La logique avancée doit gérer des architectures de transistors et des designs clients beaucoup plus variés.
La même plateforme lithographique n’est pas forcément exploitée de la même manière dans les deux cas.
La course à l’IA pousse aussi indirectement la lithographie mémoire
L’explosion des accélérateurs IA augmente la demande en DRAM avancée, notamment sous forme de HBM.
Une HBM empile plusieurs dies, mais chacun de ces dies doit d’abord être fabriqué avec un procédé DRAM capable de continuer à augmenter densité et efficacité.
Le packaging 3D ne remplace donc pas la nécessité de faire progresser le silicium de base.
Lorsque Samsung et ASML parlent du rôle du High-NA dans l’ère de l’IA, le lien passe en partie par cette demande de mémoire plus dense et plus performante.
Le High-NA ne résout toutefois pas à lui seul la compétition sur la HBM
Une pile HBM dépend aussi du rendement des dies, des TSV, du bonding, du contrôle thermique, du packaging et de l’interface logique.
Une lithographie plus avancée peut améliorer la génération de DRAM sous-jacente sans garantir qu’un produit HBM final soit meilleur.
Le calendrier High-NA 2028 doit donc être lu comme une évolution de procédé mémoire, pas comme une annonce directe de performances d’une future HBM précise.
Samsung prend aussi le risque de faire entrer plus tôt une machine extrêmement complexe dans sa ligne mémoire
Une nouvelle génération de scanner apporte ses propres contraintes de qualification.
Les équipes doivent stabiliser l’overlay, la dose, le resist, les masques, les inspections et les recettes autour de la machine.
Le bénéfice économique n’apparaît que si la réduction du nombre d’étapes compense le coût et la complexité du nouveau scanner.
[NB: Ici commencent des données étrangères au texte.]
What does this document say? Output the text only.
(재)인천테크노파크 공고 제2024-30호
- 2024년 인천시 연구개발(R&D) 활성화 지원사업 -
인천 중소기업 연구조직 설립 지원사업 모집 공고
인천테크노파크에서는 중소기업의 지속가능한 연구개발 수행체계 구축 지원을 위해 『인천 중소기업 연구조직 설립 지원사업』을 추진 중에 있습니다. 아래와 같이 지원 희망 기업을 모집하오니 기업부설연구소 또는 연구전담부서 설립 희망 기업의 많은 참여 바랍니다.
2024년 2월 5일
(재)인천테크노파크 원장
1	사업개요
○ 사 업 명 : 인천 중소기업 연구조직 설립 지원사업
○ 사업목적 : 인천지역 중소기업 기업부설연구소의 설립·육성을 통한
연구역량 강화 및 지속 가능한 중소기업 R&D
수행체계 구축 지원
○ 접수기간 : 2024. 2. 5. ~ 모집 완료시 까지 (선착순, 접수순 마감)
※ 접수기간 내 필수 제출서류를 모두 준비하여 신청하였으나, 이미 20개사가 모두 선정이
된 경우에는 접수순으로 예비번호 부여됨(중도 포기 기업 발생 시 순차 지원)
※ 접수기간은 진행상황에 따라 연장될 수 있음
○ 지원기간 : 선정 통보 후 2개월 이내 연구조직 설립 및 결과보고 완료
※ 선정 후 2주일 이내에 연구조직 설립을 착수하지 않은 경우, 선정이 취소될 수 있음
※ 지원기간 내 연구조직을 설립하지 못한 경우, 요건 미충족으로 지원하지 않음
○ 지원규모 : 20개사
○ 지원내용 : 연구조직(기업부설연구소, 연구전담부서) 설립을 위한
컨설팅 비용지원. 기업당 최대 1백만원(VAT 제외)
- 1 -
Samsung ne donne pas encore la génération commerciale exacte de DRAM qui recevra la première étape High-NA, ni le nombre de couches concernées.
L’objectif annoncé porte sur une introduction dans la production de masse d’ici 2028.
Ce qui se joue est finalement la prochaine économie du scaling
L’EUV conventionnel a permis à l’industrie de continuer à réduire les motifs sans multiplier indéfiniment les étapes de lithographie DUV.
Le High-NA reprend la même logique une génération plus loin : payer pour une optique beaucoup plus complexe afin d’éviter qu’une partie de la complexité ne se répande dans tout le procédé.
Le photomasque 12 pouces pousse ensuite cette logique sur la productivité du scanner lui-même.
Samsung prépare donc deux horizons distincts.
Le premier est relativement proche : utiliser une optique 0,55 NA pour continuer à réduire la DRAM à partir de 2028.
Le second demande de modifier une pièce de l’écosystème lithographique qui n’avait pratiquement pas changé de format depuis des décennies.
Si le calendrier actuel tient, les premières DRAM High-NA seront déjà en fabrication plusieurs années avant que le masque 12 pouces ne quitte réellement la phase pilote.